Galerie

Paysages

Les paysages de Vincent Bioulès

Par Éric Tariant · Le Journal des Arts

Le 19 juin 2013 - 820 mots

La galerie Vieille du Temple expose une vingtaine de paysages de Vincent Bioulès inspirés de lieux du Midi chers au peintre et reconstitués de mémoire dans son atelier.

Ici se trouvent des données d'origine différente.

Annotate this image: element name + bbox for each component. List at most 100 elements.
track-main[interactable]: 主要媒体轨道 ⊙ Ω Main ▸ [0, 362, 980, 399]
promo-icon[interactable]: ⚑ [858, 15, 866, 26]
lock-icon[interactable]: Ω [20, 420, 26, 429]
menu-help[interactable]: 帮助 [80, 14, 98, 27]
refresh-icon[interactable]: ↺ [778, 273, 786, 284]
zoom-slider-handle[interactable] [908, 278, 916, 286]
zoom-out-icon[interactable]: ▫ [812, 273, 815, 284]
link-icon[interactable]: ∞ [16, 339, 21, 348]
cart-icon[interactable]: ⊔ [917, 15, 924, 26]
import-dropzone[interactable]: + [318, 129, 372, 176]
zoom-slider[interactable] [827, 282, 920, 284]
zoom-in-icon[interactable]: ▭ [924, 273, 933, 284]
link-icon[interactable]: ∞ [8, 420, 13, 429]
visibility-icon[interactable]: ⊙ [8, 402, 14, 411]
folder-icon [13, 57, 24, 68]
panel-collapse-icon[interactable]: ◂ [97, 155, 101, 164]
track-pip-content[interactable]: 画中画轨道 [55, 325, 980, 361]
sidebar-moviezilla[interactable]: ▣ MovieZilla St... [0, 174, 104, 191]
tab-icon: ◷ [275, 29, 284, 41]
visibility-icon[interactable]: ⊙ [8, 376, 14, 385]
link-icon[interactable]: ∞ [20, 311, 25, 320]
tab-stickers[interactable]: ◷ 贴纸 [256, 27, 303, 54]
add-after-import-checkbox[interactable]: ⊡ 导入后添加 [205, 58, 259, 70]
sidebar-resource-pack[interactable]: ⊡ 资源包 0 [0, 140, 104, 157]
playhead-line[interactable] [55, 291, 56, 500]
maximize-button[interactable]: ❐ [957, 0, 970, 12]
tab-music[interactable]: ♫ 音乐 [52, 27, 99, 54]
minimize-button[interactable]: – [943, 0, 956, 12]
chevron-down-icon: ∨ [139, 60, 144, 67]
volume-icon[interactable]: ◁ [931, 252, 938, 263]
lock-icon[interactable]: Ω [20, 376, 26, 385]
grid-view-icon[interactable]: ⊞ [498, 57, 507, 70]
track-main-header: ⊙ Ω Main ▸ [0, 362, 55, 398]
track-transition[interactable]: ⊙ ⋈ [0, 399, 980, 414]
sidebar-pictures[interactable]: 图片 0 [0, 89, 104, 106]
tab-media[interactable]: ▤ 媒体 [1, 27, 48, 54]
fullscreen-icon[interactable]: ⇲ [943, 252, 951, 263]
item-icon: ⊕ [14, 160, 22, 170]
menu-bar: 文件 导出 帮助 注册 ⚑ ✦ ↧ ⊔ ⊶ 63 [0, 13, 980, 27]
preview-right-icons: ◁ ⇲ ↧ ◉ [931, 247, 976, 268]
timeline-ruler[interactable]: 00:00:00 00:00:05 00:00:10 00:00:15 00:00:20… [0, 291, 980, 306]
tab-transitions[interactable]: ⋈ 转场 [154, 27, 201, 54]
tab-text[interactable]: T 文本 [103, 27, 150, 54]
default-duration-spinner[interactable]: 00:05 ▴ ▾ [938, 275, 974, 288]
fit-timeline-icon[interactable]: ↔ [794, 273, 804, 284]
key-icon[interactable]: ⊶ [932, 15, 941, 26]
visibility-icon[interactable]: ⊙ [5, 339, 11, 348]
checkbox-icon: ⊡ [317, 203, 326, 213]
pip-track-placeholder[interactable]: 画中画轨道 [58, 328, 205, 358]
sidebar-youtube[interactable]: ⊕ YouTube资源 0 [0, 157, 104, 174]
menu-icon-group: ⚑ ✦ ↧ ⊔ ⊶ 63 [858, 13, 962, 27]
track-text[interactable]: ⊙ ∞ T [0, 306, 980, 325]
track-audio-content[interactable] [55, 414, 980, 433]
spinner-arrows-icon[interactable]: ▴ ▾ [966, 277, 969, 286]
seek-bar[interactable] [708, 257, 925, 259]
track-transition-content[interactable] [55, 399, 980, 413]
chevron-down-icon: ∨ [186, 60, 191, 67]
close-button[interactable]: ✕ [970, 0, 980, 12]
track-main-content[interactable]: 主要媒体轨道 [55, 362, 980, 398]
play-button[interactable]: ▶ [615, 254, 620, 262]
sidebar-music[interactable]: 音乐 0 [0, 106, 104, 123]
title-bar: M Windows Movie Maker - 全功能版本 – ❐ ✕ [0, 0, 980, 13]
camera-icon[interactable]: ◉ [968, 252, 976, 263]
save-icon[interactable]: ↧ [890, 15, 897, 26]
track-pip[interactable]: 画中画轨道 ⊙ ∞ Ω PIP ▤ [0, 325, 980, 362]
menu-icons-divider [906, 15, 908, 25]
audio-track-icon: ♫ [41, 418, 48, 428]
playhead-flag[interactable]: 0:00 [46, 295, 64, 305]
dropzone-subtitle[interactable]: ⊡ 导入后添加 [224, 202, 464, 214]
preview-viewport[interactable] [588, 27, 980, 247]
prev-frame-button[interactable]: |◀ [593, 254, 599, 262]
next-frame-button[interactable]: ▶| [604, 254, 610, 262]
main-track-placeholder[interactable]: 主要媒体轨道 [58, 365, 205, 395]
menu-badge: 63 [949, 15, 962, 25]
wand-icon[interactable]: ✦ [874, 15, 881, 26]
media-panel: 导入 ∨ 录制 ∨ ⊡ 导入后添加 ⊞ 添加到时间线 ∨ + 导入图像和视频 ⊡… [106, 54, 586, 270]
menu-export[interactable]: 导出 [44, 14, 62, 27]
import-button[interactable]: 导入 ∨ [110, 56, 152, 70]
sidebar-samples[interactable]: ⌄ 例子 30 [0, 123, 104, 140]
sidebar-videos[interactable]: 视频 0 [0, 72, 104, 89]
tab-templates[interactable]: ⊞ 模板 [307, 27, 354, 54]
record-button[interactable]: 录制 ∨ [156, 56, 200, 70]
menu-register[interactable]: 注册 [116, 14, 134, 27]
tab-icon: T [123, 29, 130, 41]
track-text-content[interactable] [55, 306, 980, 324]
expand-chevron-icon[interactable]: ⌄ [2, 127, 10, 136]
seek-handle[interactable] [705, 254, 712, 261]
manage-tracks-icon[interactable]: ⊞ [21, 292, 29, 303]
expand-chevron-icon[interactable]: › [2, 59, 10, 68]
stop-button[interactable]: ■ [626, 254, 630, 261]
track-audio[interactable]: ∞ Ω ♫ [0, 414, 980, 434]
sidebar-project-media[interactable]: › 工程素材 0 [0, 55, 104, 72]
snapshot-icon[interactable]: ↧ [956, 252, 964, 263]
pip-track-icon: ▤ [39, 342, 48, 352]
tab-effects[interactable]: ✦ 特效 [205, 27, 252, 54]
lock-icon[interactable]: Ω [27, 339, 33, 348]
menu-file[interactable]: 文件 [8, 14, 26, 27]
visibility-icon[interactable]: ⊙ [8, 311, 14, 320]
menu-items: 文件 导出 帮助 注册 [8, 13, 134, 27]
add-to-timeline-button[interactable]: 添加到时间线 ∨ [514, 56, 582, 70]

PARIS - Formé à l’école de Supports/Surfaces dont il fut l’un des membres fondateurs au début des années 1970, Vincent Bioulès a conservé de cette courte aventure un certain talent à marier figuration et non-figuration. En témoigne Maguelone, temps gris accroché dans l’entrée de la galerie et composé de quatre bandes horizontales mouchetées de fines petites touches claires. Au ciel gris perle, répond la mer gris-bleu barrée par une langue de terre vert foncé. On se trouve aux portes de l’abstraction dans cette toile peinte en 2012-2013, où le temps semble comme suspendu. Cette même juxtaposition de bandes horizontales – le ciel, la mer et une chaîne montagneuse qui s’étire à l’horizon – apparaît dans Midi où le peintre s’adonne aussi à des recherches atmosphériques et chromatiques. La lumière violente et blanche qui sculpte la plage au premier plan contraste avec le ciel bleu cobalt et lourd de l’arrière-plan qui s’assombrit à l’approche de l’orage. Un peu plus loin, dans une autre salle donnant sur une cour intérieure, se trouve une autre toile saisissante : un homme et une femme, seuls, plantés sur une plage font face à l’immensité de l’océan, cône sombre et tourmenté, éclairé par un ciel bleu outremer bombardé d’un crépitement de petites touches rouge pâle, blanches et jaunes. Caspar David Friedrich n’est pas loin. Pour cette deuxième exposition personnelle consacrée à Vincent Bioulès, la galerie Vieille du Temple a sélectionné une vingtaine de paysages récents de l’artiste. Beaucoup d’huiles – des grands et des petits formats – mais aussi quelques dessins : fusain, tempera, aquarelle. L’occasion de (re)découvrir les lieux qui hantent sa peinture depuis de longues années : le Gévaudan, la Margeride, le pic Saint-Loup mais aussi le petit village de Laubert, en Lozère, où la famille Bioulès passa de nombreux étés. C’est une autre facette du peintre qui apparaît ici. Un Bioulès hectique, saisi d’une ardeur boulimique à retranscrire tout ce qu’il voit, d’une urgence à témoigner du réel. Ce réel si difficile à saisir et jamais complètement acquis. Sous son pinceau, la lumière d’été nimbe la villégiature familiale. Il figure les collines jaunies par le soleil, la promenade ombragée qui ceinture le bourg, les vaches qui paissent en robes blanches et les petits nuages meringués qui flottent dans le ciel bleu pâle.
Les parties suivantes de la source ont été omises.